Shan looked up in disbelief.

 

 

"The sands. The dryness. Exactly like in Egypt," she explained. She pushed another piece of fabric toward Shan, showing him its subtle design of sheep in several colors. The border of a robe, she explained.

 

 

"But this should be celebrated," Shan said. "I've never heard—" He broke off in confusion at the sad glance exchanged between Jakli and the American.

 

 

"These textiles and the others we have, they span over two thousand years," the American continued. "They share nothing with the lands east of here.
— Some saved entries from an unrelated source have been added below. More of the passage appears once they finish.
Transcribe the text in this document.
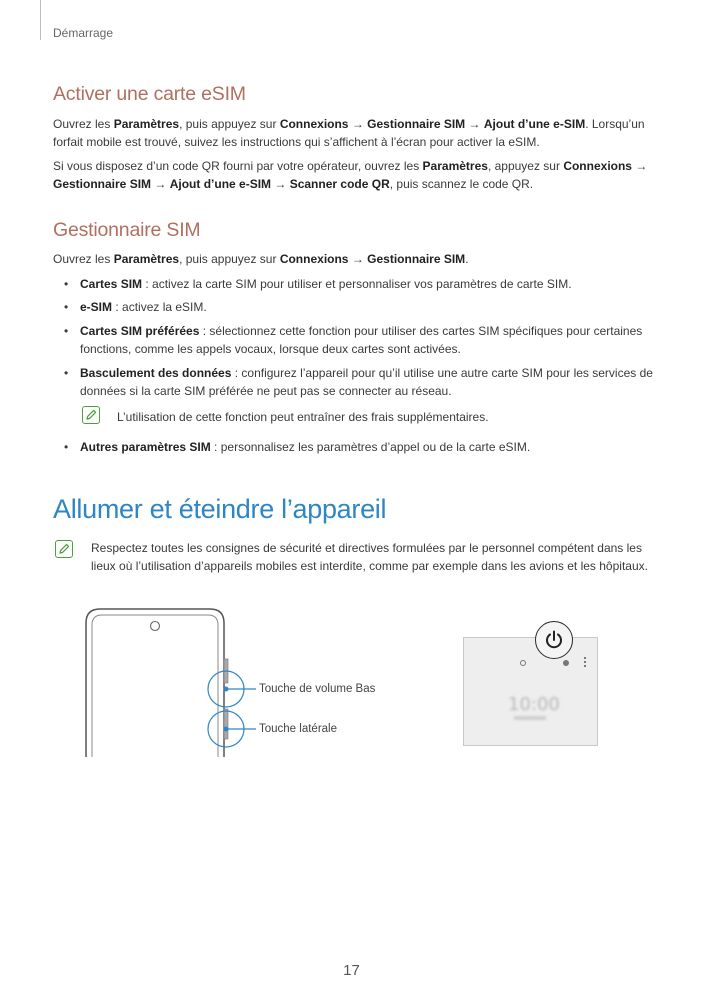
Démarrage
Activer une carte eSIM

Ouvrez les Paramètres, puis appuyez sur Connexions → Gestionnaire SIM → Ajout d’une e-SIM. Lorsqu’un forfait mobile est trouvé, suivez les instructions qui s’affichent à l’écran pour activer la eSIM.

Si vous disposez d’un code QR fourni par votre opérateur, ouvrez les Paramètres, appuyez sur Connexions → Gestionnaire SIM → Ajout d’une e-SIM → Scanner code QR, puis scannez le code QR.

Gestionnaire SIM

Ouvrez les Paramètres, puis appuyez sur Connexions → Gestionnaire SIM.

• Cartes SIM : activez la carte SIM pour utiliser et personnaliser vos paramètres de carte SIM.
• e-SIM : activez la eSIM.
• Cartes SIM préférées : sélectionnez cette fonction pour utiliser des cartes SIM spécifiques pour certaines fonctions, comme les appels vocaux, lorsque deux cartes sont activées.
• Basculement des données : configurez l’appareil pour qu’il utilise une autre carte SIM pour les services de données si la carte SIM préférée ne peut pas se connecter au réseau.
L’utilisation de cette fonction peut entraîner des frais supplémentaires.
• Autres paramètres SIM : personnalisez les paramètres d’appel ou de la carte eSIM.
Allumer et éteindre l’appareil
Respectez toutes les consignes de sécurité et directives formulées par le personnel compétent dans les lieux où l’utilisation d’appareils mobiles est interdite, comme par exemple dans les avions et les hôpitaux.
Touche de volume Bas
Touche latérale
10:00
17
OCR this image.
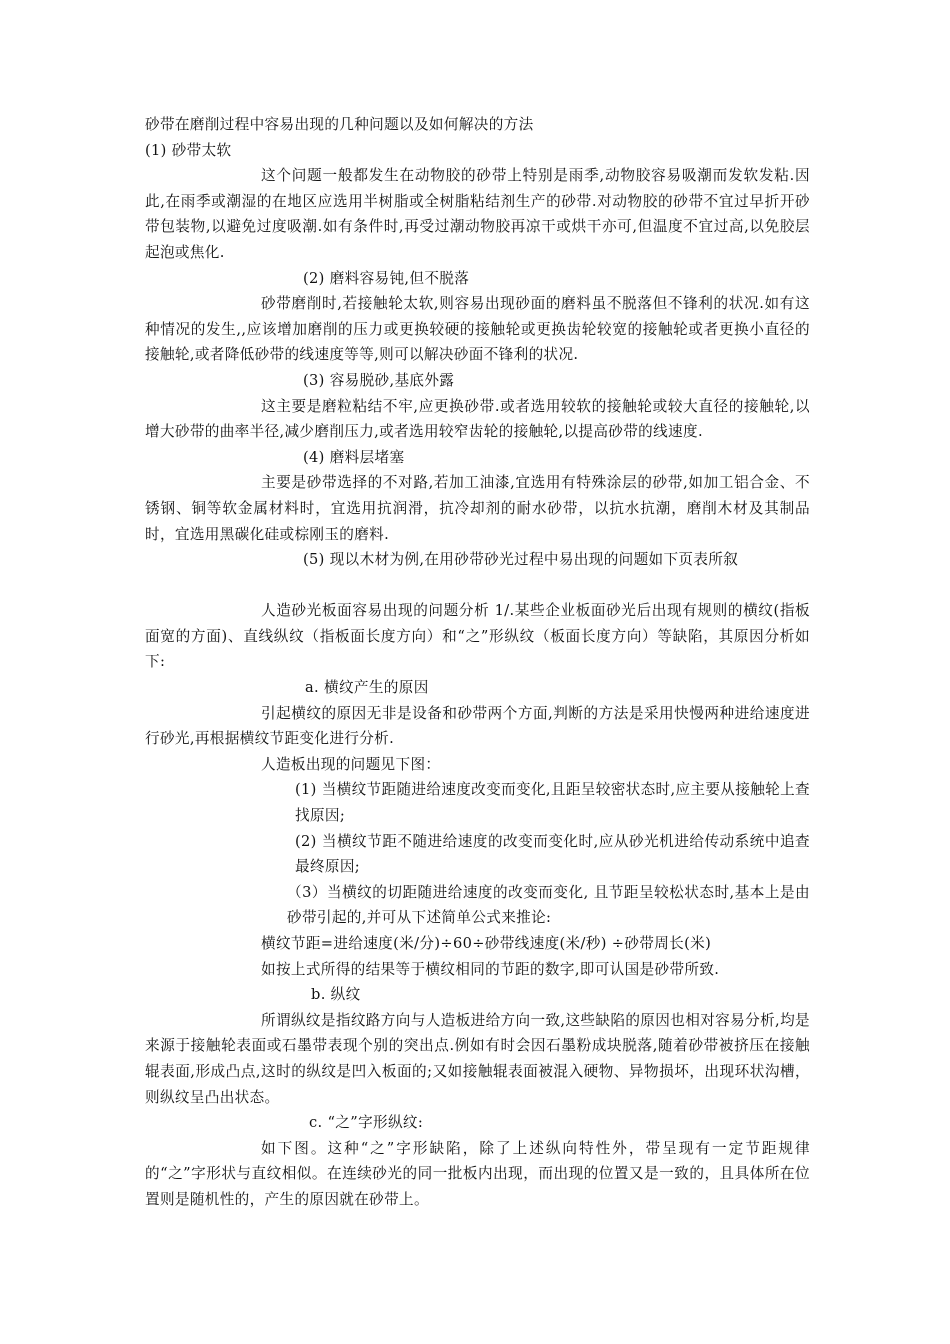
砂带在磨削过程中容易出现的几种问题以及如何解决的方法

(1) 砂带太软

这个问题一般都发生在动物胶的砂带上特别是雨季,动物胶容易吸潮而发软发粘.因此,在雨季或潮湿的在地区应选用半树脂或全树脂粘结剂生产的砂带.对动物胶的砂带不宜过早折开砂带包装物,以避免过度吸潮.如有条件时,再受过潮动物胶再凉干或烘干亦可,但温度不宜过高,以免胶层起泡或焦化.

(2) 磨料容易钝,但不脱落

砂带磨削时,若接触轮太软,则容易出现砂面的磨料虽不脱落但不锋利的状况.如有这种情况的发生,,应该增加磨削的压力或更换较硬的接触轮或更换齿轮较宽的接触轮或者更换小直径的接触轮,或者降低砂带的线速度等等,则可以解决砂面不锋利的状况.

(3) 容易脱砂,基底外露

这主要是磨粒粘结不牢,应更换砂带.或者选用较软的接触轮或较大直径的接触轮,以增大砂带的曲率半径,减少磨削压力,或者选用较窄齿轮的接触轮,以提高砂带的线速度.

(4) 磨料层堵塞

主要是砂带选择的不对路,若加工油漆,宜选用有特殊涂层的砂带,如加工铝合金、不锈钢、铜等软金属材料时，宜选用抗润滑，抗冷却剂的耐水砂带，以抗水抗潮，磨削木材及其制品时，宜选用黑碳化硅或棕刚玉的磨料.

(5) 现以木材为例,在用砂带砂光过程中易出现的问题如下页表所叙

人造砂光板面容易出现的问题分析 1/.某些企业板面砂光后出现有规则的横纹(指板面宽的方面)、直线纵纹（指板面长度方向）和“之”形纵纹（板面长度方向）等缺陷，其原因分析如下:

a. 横纹产生的原因

引起横纹的原因无非是设备和砂带两个方面,判断的方法是采用快慢两种进给速度进行砂光,再根据横纹节距变化进行分析.

人造板出现的问题见下图：

(1) 当横纹节距随进给速度改变而变化,且距呈较密状态时,应主要从接触轮上查找原因;

(2) 当横纹节距不随进给速度的改变而变化时,应从砂光机进给传动系统中追查最终原因;

（3）当横纹的切距随进给速度的改变而变化, 且节距呈较松状态时,基本上是由砂带引起的,并可从下述简单公式来推论:

横纹节距=进给速度(米/分)÷60÷砂带线速度(米/秒) ÷砂带周长(米)

如按上式所得的结果等于横纹相同的节距的数字,即可认国是砂带所致.

b. 纵纹

所谓纵纹是指纹路方向与人造板进给方向一致,这些缺陷的原因也相对容易分析,均是来源于接触轮表面或石墨带表现个别的突出点.例如有时会因石墨粉成块脱落,随着砂带被挤压在接触辊表面,形成凸点,这时的纵纹是凹入板面的;又如接触辊表面被混入硬物、异物损坏，出现环状沟槽，则纵纹呈凸出状态。

c. “之”字形纵纹:

如下图。这种“之”字形缺陷，除了上述纵向特性外，带呈现有一定节距规律的“之”字形状与直纹相似。在连续砂光的同一批板内出现，而出现的位置又是一致的，且具体所在位置则是随机性的，产生的原因就在砂带上。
Many designs coincide with Persia, even Macedonia. And this—" Warp pointed to a plaid with blue, yellow, and brown. "This twill is a direct match to shreds preserved in salt mines in what is now Austria, made by ancestors of the Celts."

 

 

"Dr. Najan," she said, nodding to the balding man at the microscope, "is retired from the museum in Urumqi. He has deconstructed the weaving of several pieces and can tell you exactly how the looms were built to produce such weaving. They were primitive looms of a kind still used today in Turkey and Afghanistan." There was a glimmer of challenge in the American's eyes now. "The evidence is irrefutable. When we publish we'll have enough to fill five volumes."

 

 

The People's Republic, Shan knew, was itself the oddest of fabrics, a patchwork of peoples and cultures and histories woven together and compelled to stay together by force and doctrine. History books were crafted in Party workshops to validate that patchwork, and the annexation of the vast lands of Xinjiang and Tibet had been politically justified by pronouncements that the native peoples had always been part of the Chinese people. Every few months headlines proclaimed more Party-sponsored research that proved the common roots of the Chinese and the Tibetans, or the Chinese and the nomads of Xinjiang. A favorite of Party bosses was a permanent Chinese chromosome project designed to prove scientifically that Tibetans and the other minorities all descended from Han Chinese stock. Shan knew about such studies, had even known some of the scientists involved in Beijing, for the same scientists sometimes worked on forensic teams. First came the doctrine, and the science was designed to accomodate the doctrine. It was not unlike his own work in Beijing, where in every investigation he had been assigned a political mentor and where it was even possible for investigators who defied doctrine to be accused of the crimes they were investigating.

 

 

Abigail Deacon seemed to be reading his mind, "Party scientists have announced with great fanfare that Tibetans and Han Chinese share 99.9 percent of the same DNA material," she said with a sour smile. "Likewise Kazakhs or Uighurs with the Han. What they don't tell anyone is that Han Chinese and Nigerians, or Amazon Indians, or Scottish Highlanders also share 99.9 percent of the same DNA. Because we all happen to be the same species."